Princes William and Harry have leant their candid thoughts about their late mother, Princess Diana, and their support for her spirit of altruism to the forward of a new book dedicated to The Diana Award.
Initiated in 1999 — two years after Diana’s death — this charity serves as a campaign to discourage bullying and bolster a more inclusive attitude. It's currently celebrating its 15th year in operation.
The royal siblings address the Diana Award’s goal with firm conviction, writing: “We believe, when encouraged and supported, that young people have the ability to change society for the better."
“We know that our mother — in whose memory this award was established — felt the same and would be proud of its achievements to date.”
The Diana Award offers a wide array of tools, including training, mentoring and anti-bullying programs.
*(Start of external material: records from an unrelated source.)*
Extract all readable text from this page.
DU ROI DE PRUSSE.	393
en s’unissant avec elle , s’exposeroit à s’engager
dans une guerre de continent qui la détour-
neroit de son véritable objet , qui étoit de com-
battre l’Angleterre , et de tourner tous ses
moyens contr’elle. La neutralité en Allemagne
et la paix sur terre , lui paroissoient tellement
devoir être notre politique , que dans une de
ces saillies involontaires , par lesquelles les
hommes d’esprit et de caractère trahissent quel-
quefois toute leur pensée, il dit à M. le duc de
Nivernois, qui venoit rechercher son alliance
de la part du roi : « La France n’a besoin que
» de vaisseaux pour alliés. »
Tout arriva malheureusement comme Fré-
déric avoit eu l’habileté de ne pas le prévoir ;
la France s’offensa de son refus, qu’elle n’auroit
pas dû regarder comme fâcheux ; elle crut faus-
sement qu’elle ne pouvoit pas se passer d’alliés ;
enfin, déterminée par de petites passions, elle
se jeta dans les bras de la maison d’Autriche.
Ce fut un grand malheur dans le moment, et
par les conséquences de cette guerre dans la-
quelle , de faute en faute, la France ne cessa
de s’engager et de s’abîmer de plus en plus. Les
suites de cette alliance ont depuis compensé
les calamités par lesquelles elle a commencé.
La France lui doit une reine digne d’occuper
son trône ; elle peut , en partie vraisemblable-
The awards are bestowed to young people who volunteer, provide care and raise funds for the cause.
“Having met young people working with the charity in Newcastle and in London,” add the princes, “we were struck in both cases by their deep and lasting sense of social responsibility.
"These young people were working hard to tackle the social issues that affected them — such as bullying or social exclusion — and the Diana Award empowered them to do more."
The most recent Diana Award ceremony was held on Tuesday at 11 Downing Street (the UK prime minister's official residence), and this year’s recipients included Kyle Philips, 18, who was presented with the Diana Champion Volunteer Award.
“It’s a great honor,” said Kyle. “It’s a real privilege to be recognized. I’m really just trying to help the youth in my community.”
When not juggling a job at a supermarket and his own school work, Kyle devotes over 500 hours of his year to leading a group devoted to boosting literacy and math skills in young boys grappling with behavioral and learning difficulties.